Now we have found the ratio of 𝑡 one to 𝑡 two. We simply need to get this in the form of one to 𝑛. When looking at the left-hand side of both of these ratios, we can see that the number changes from 1.283 recurring times 10 to the negative 17 to one. In order to make this jump, the operation we are performing is dividing by 1.283 recurring times 10 to the negative 17.

And so in order to go from 4.96 recurring times 10 to the two to 𝑛, we need to perform the same operation.

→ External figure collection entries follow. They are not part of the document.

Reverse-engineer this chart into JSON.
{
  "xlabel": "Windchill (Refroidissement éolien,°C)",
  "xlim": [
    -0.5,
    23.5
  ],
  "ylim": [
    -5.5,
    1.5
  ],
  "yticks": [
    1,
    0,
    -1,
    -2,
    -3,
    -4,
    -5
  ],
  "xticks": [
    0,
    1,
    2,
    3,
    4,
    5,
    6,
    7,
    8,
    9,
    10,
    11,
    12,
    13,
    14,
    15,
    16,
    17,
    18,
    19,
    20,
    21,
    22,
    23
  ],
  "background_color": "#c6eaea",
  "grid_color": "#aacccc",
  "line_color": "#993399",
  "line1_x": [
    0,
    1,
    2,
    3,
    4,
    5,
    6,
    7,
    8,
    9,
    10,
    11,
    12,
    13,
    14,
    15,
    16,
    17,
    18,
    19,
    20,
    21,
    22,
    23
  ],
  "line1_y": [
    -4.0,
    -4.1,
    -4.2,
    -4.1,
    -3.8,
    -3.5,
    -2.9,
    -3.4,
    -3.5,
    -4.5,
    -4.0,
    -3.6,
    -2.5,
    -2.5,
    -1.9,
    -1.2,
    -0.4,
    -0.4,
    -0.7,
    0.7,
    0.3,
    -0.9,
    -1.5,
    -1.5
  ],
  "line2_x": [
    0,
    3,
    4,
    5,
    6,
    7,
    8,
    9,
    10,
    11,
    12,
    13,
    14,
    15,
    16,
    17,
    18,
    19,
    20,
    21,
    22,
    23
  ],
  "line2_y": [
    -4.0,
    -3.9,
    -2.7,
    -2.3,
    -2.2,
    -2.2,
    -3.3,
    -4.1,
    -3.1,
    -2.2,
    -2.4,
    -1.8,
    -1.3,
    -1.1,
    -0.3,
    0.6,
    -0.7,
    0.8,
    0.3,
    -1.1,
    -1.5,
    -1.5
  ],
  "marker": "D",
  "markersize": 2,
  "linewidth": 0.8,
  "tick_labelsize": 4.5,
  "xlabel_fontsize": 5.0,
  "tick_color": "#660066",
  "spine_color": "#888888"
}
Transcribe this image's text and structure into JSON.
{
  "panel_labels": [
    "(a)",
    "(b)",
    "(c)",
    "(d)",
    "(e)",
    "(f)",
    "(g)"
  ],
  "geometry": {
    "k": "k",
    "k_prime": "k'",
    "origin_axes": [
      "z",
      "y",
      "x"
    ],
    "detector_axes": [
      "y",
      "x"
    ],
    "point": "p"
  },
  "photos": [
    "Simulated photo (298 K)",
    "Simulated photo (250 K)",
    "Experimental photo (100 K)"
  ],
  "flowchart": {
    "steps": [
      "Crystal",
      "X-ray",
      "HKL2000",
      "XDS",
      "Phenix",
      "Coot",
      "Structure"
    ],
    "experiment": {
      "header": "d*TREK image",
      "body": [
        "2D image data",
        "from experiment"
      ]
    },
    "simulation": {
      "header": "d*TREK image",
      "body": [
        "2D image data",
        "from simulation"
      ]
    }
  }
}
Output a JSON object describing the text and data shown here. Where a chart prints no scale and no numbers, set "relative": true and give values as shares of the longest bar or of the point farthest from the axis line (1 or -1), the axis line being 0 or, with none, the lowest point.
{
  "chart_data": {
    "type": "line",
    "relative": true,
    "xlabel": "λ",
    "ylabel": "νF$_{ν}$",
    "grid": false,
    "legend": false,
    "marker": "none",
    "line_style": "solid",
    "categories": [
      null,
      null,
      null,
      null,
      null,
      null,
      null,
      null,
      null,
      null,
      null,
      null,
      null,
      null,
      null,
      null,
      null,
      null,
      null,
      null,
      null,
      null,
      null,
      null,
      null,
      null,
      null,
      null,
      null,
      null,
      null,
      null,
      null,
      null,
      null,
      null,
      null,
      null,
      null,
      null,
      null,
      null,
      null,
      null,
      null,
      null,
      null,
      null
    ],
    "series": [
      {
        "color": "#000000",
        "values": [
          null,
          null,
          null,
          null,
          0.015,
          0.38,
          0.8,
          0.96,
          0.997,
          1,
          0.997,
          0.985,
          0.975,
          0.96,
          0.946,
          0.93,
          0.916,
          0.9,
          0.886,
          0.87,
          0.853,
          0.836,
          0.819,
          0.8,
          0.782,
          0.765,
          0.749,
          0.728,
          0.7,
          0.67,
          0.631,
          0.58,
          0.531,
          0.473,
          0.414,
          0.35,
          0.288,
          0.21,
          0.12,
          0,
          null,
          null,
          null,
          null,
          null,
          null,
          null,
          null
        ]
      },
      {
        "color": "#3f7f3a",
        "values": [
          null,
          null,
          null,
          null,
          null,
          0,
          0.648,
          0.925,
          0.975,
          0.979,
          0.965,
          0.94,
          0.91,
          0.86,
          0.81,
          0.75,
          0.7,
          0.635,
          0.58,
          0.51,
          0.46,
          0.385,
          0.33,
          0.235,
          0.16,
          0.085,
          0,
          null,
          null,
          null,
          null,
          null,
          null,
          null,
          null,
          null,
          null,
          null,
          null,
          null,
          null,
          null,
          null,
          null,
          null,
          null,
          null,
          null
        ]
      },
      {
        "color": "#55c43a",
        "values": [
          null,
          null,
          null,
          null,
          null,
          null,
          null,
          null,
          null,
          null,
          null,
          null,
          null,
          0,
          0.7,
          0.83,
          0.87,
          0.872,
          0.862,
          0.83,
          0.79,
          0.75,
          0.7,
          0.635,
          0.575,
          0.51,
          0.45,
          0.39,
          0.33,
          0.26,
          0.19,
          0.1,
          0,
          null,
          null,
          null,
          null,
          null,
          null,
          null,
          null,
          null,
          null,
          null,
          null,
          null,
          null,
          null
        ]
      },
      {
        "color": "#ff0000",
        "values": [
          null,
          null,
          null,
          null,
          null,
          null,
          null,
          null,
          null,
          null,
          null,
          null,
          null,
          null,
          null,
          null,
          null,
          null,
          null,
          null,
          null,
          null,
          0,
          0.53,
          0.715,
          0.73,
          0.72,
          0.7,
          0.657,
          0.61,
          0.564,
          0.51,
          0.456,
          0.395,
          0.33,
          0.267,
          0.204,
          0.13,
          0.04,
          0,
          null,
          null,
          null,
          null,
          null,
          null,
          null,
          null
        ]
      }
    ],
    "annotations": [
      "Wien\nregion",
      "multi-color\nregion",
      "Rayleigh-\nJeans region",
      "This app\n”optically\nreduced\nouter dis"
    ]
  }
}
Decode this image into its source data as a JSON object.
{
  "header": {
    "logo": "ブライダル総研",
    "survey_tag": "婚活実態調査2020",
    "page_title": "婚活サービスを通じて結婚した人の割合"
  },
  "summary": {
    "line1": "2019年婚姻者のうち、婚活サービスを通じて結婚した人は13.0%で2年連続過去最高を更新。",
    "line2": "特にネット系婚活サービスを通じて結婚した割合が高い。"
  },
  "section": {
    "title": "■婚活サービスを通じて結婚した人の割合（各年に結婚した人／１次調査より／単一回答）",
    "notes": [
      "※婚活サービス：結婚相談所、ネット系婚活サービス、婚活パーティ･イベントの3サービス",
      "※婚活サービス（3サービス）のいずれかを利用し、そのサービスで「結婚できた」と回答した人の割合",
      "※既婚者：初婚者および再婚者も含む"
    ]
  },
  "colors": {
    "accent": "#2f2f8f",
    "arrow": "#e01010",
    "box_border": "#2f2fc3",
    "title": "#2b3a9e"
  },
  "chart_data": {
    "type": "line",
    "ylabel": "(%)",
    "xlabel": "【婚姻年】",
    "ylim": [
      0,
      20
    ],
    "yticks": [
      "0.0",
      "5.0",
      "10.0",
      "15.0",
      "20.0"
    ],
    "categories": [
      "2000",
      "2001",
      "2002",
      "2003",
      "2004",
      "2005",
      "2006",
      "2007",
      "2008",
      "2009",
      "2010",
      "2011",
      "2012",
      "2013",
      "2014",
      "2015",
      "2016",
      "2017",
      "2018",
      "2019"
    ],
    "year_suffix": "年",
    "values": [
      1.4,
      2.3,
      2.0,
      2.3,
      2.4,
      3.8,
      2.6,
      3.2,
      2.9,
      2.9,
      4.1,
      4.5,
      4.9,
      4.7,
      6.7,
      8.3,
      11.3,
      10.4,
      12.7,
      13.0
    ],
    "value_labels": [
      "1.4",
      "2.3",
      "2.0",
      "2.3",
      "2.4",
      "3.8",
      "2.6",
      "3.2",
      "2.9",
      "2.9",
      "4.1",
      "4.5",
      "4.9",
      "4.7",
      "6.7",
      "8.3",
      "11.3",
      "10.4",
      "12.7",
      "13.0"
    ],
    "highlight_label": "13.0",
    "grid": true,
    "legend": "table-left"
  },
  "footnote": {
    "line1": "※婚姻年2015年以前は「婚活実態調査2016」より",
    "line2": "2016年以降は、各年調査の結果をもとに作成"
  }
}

So we divide by 1.283 recurring times 10 to the negative 17. This tells us that 𝑛 is equal to 4.96 recurring times 10 to the two over 1.283 recurring times 10 to the negative 17. This can also be written as 4.96 recurring over 1.283 recurring timesed by 10 to the two over 10 to the negative 17. 10 to the two over 10 to the negative 17 is equivalent to 10 to the power of two minus negative 17, which is equal to 10 to the power of 19. From this, we can obtain that 𝑛 is equal to 3.870129 all recurring times 10 to the 19.

Now since we don’t need to perform any more calculations, it’s okay to round this value to three significant figures. Since the fourth figure in this number is zero, which is less than five, that means that we round down to three significant figures. And so we end up with 𝑛 is equal to 3.87 timesed by 10 to the 19. Finally, we can substitute this value of 𝑛 back into our ratio, to give us a solution of one to 3.87 times 10 to the 19.